Withdrawal from dialysisIn incident hemodialysis patients aged 80 years and older, treatment withdrawal represents a frequent and clinically consequential outcome. Evidence from Ko et al. indicates that approximately 10% of these very elderly patients discontinued dialysis, rendering withdrawal the second leading cause of death within this subgroup. The median interval between the last dialysis session and death was 10 days, reflecting the close temporal association of withdrawal with end-of-life. Compared with younger counterparts, patients ≥ 80 years had more than a threefold higher incidence of withdrawal. Determinants of this outcome included advanced age, non-Hispanic white race (in contrast to African American, Hispanic, and Asian patients, who were significantly less likely to withdraw), the presence of dementia, and initiation of hemodialysis with a central venous catheter rather than an arteriovenous fistula [11].
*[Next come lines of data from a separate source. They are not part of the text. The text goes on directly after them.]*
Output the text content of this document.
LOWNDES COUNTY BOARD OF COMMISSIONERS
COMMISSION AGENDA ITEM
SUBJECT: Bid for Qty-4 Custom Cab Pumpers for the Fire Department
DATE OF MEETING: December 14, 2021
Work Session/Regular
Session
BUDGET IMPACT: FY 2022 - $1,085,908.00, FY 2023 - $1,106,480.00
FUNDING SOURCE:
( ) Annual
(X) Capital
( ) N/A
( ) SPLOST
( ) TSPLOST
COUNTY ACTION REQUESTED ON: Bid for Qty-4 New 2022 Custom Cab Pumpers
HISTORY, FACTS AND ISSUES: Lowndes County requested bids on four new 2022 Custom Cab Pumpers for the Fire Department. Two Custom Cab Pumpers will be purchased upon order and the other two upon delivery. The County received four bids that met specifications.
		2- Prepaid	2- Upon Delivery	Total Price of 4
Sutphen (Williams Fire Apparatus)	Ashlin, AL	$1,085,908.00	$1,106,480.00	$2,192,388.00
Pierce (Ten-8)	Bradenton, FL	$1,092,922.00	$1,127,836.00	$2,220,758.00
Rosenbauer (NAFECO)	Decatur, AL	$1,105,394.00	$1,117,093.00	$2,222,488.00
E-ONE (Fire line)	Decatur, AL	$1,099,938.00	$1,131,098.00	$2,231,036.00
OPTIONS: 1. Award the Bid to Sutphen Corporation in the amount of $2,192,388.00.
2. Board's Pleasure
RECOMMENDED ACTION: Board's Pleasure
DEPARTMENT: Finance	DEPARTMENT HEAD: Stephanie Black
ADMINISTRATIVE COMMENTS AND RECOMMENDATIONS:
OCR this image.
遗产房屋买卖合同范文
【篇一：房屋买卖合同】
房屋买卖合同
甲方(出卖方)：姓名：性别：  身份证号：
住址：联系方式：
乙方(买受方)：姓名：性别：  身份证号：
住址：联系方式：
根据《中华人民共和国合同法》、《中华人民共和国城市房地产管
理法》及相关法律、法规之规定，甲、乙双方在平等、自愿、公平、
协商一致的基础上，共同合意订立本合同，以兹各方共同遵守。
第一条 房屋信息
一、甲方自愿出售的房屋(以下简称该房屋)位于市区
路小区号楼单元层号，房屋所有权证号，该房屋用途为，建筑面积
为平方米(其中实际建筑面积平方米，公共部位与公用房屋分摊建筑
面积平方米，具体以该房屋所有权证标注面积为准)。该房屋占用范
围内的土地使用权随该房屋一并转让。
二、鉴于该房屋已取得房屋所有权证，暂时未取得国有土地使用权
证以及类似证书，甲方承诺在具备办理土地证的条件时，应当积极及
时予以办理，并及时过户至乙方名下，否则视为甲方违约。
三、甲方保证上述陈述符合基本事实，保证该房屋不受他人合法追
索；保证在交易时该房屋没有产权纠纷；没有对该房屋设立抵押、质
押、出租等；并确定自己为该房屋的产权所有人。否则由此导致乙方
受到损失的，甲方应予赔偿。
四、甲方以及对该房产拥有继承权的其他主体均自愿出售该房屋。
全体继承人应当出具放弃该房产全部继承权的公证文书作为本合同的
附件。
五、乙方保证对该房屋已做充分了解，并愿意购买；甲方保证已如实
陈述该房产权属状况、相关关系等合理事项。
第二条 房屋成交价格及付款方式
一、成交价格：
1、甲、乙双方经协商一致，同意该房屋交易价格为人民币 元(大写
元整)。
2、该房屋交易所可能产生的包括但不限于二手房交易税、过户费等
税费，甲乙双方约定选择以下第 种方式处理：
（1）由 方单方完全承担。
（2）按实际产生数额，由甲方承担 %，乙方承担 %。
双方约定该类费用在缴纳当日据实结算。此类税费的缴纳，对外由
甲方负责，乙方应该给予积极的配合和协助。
In addition, laboratory and clinical indicators consistent with the malnutrition–inflammation–cachexia syndrome—such as low body mass index, hypoalbuminemia, reduced normalized protein catabolic rate, and elevated leukocyte counts—were strongly associated with dialysis discontinuation, suggesting that frailty and nutritional compromise play central roles in this decision. Notably, even patients who ultimately withdrew had functional and clinical status sufficient to attend thrice-weekly in-center dialysis sessions, underscoring the complexity of decision-making beyond mere treatment feasibility. Geographic variation further influenced outcomes, with patients in certain Midwestern KF networks exhibiting higher odds of withdrawal, while those in New York demonstrated substantially lower rates [12].
Collectively, these findings highlight that dialysis withdrawal in the very elderly is shaped by an interplay of clinical vulnerability, sociodemographic characteristics, and regional practice patterns. The authors also acknowledged several limitations, including the absence of detailed data on symptom burden, functional status, and patient–provider decision-making processes, which may have further informed the context of dialysis withdrawal in this population. [11, 12].
Taken together, these studies consistently demonstrate that while dialysis may extend survival in selected, less comorbid patients, this benefit diminishes in the presence of frailty and multimorbidity. Conservative kidney management, by contrast, offers comparable health-related quality of life and lower hospitalization burden, particularly among the very elderly.